The chapter does not continue with: “Jesus begot…”, instead it talks about the fact the Joseph accepted to be the adoptive parent of the Son of God:
Now the birth of Jesus Christ was as follows: After His mother Mary was betrothed to Joseph, before they came together, she was found with child of the Holy Spirit.
Then Joseph her husband, being a just man, and not wanting to make her a public example, was minded to put her away secretly. But while he thought about these things, behold, an angel of the Lord appeared to him in a dream, saying, “Joseph, son of David, do not be afraid to take to you Mary your wife, for that which is conceived in her is of the Holy Spirit.”
Christ was also called ‘Son of David’ in the Scriptures
But he cried out all the more, “Son of David, have mercy on me!”

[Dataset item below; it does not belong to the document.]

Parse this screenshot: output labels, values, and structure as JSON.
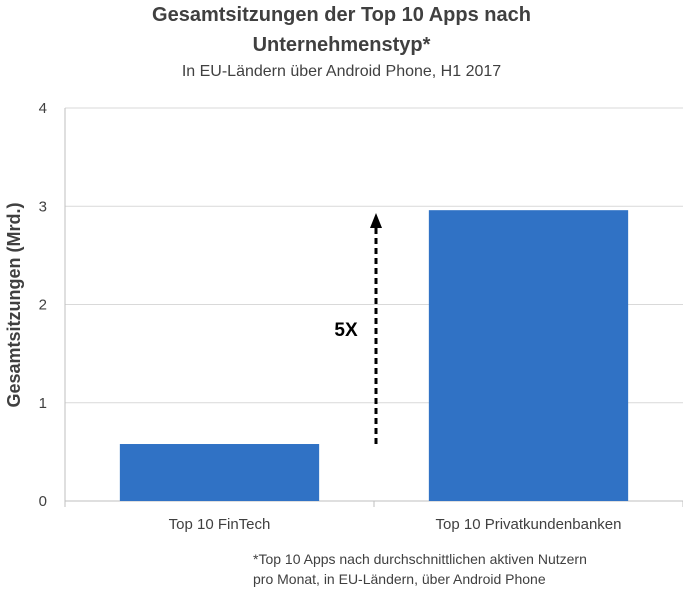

And the Son of David did not come into this world to be the father of giants, but to do His Father’s will, and He always did that:
And this is the will of Him who sent Me, that everyone who sees the Son and believes in Him may have everlasting life; and I will raise him up at the last day.
I can of Myself do nothing. As I hear, I judge; and My judgment is righteous, because I do not seek My own will but the will of the Father who sent Me.
So the will of His Father was that the world may see His Son and believe, to have everlasting life. There is nothing biblical that indicates that the will of The Father for His Son was to have a wife and children. It was all about conquering sin and death.